L'ordonnance de clôture a été rendue le 2 septembre 2019.

Pour un plus ample exposé des prétentions et des moyens des parties, il est renvoyé à leurs dernières écritures conformément aux dispositions de l'article 455 du code de procédure civile.

SUR CE,

A titre liminaire, il est rappelé que la cour n'est pas tenue de statuer sur les demandes des parties tendant à 'constater' ou 'dire et juger' qui ne constituent pas des prétentions au sens de l'article 4 du code de procédure civile.

Sur les fautes

Après avoir présenté son réseau et rappelé, d'une part, plusieurs affaires dans lesquelles les juridictions ont considéré qu'elle n'avait commis aucune faute en refusant d'agréer une candidature de reprise de secteur de courtiers-mandataires ayant cessé leur activité aux motifs qu'elle n'avait fait qu'appliquer les stipulations contractuelles et sa politique commerciale et, d'autre part, les principes de liberté contractuelle et de liberté du commerce, dont découlent les droits pour chaque contractant de conclure un contrat avec la personne de son choix, de refuser de contracter et d'octroyer un agrément à un candidat, de conclure la convention de son choix et de la modifier, et enfin de résilier le contrat conclu ou de modifier sa politique commerciale et son réseau de distribution en fonction des circonstances économiques et des impératifs de réorganisation, la FDJ indique que si les juridictions analysent la précision et l'objectivité des critères retenus pour sélectionner un candidat, elles ne peuvent, en revanche, en apprécier l'opportunité, sous peine de s'immiscer dans les choix commerciaux d'une entreprise privée.

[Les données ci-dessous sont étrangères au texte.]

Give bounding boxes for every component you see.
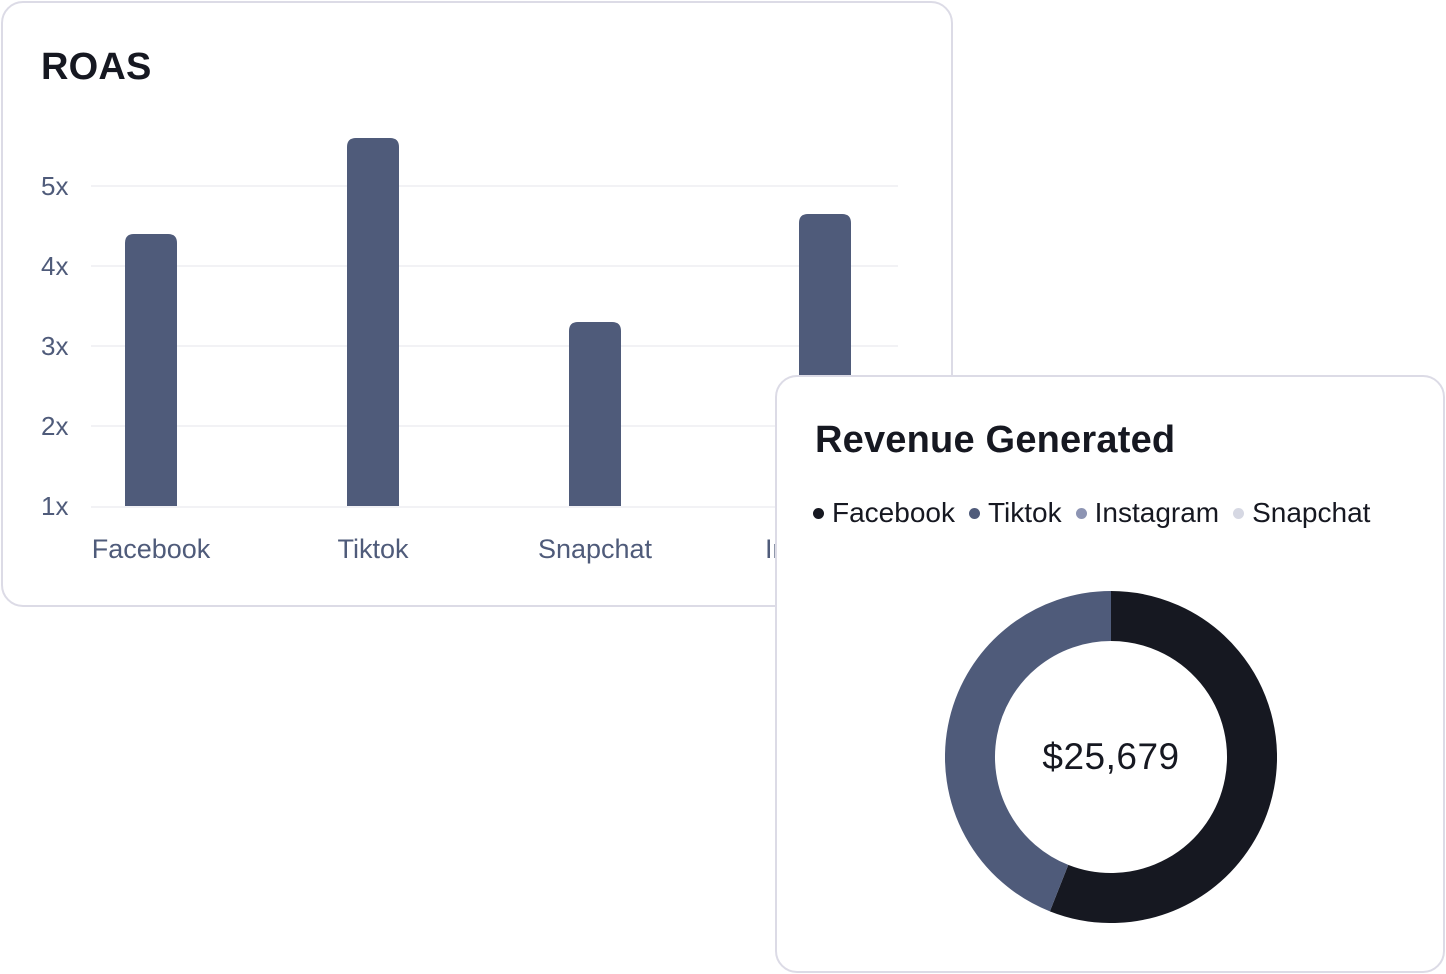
legend-item-tiktok: Tiktok [968,497,1062,528]
y-tick-label: 5x [41,171,68,201]
donut-slice-facebook [1049,591,1277,923]
y-tick-label: 4x [41,251,68,281]
roas-card: ROAS 1x2x3x4x5xFacebookTiktokSnapchatIns… [1,1,953,607]
x-tick-label: Facebook [92,534,211,564]
roas-chart: 1x2x3x4x5xFacebookTiktokSnapchatInstagra… [41,138,898,564]
revenue-total: $25,679 [1042,736,1180,777]
y-tick-label: 3x [41,331,68,361]
legend-dot-icon [968,507,980,519]
legend-dot-icon [813,507,824,519]
roas-title: ROAS [41,46,152,88]
bar-tiktok [347,138,399,506]
legend-label: Facebook [832,497,955,528]
x-tick-label: Snapchat [538,534,653,564]
legend-dot-icon [1233,507,1245,519]
revenue-card: Revenue Generated Facebook Tiktok Instagra… [775,375,1445,973]
legend-label: Instagram [1094,497,1220,528]
legend-item-snapchat: Snapchat [1233,499,1370,527]
legend-item-facebook: Facebook [813,499,955,527]
revenue-title: Revenue Generated [815,419,1176,461]
legend-dot-icon [1075,507,1087,519]
y-tick-label: 1x [41,491,68,521]
bar-snapchat [569,322,621,506]
revenue-legend: Facebook Tiktok Instagram Snapchat [813,499,1384,527]
legend-label: Tiktok [987,497,1062,528]
y-tick-label: 2x [41,411,68,441]
legend-item-instagram: Instagram [1075,497,1220,528]
revenue-donut-chart [945,591,1277,923]
x-tick-label: Tiktok [337,534,409,564]
bar-facebook [125,234,177,506]
legend-label: Snapchat [1252,497,1371,528]
donut-slice-tiktok [945,591,1112,912]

Elle soutient ensuite que la cessation d'activité de la société Etablissements Mougeolle a été opérée en parfaite adéquation avec les stipulations contractuelles ainsi qu'avec sa politique commerciale en vigueur, connue de la profession, et qu'elle n'a commis aucune faute.

Elle fait valoir à cette fin que l'article 10 du contrat, seul applicable dans la mesure où le contrat a pris fin au soixante-sixième anniversaire de M. [E], doit s'interpréter à la lumière des principes de resectorisation communiqués au réseau le 6 octobre 2003 et qui constituent une norme contractuelle liant les parties, ce que reconnaît la société Etablissements Mougeolle puisqu'elle lui reproche au visa des articles 1101 et suivants du code civil une violation de ces principes. Elle explique que son obligation de désigner un cessionnaire au contrat de courtier-mandataire par la conclusion d'un contrat de même nature est une obligation de moyen, qui connaît un tempérament si elle ne peut plus agréer de courtiers-mandataires en raison d'une réorganisation de son réseau et s'il n'y a pas de cessionnaire répondant aux objectifs de viabilité et de pérennité du courtage. Elle ajoute que la réorganisation en cours de son réseau de distribution, liée au refus des courtiers-mandataires de signer l'accord présenté en 2011, induisait nécessairement la résiliation du contrat de courtier-mandataire de la société Etablissements Mougeolle et qu'aux termes de l'article 10.4 alinéa 2 du contrat, elle était alors libre de conclure un nouveau contrat d'une nature différente avec le courtier-mandataire de son choix, et, à défaut, d'assurer la gestion du secteur laissé vacant dans le cadre d'un portage temporaire, étant observé que l'interprétation des termes du contrat doit tenir compte de l'économie générale de ce dernier. Elle considère que le contrat dans son ensemble fait apparaître l'indispensable agrément de l'opérateur préalablement à toute cession et qu'elle n'est nullement tenue de favoriser une cession du contrat.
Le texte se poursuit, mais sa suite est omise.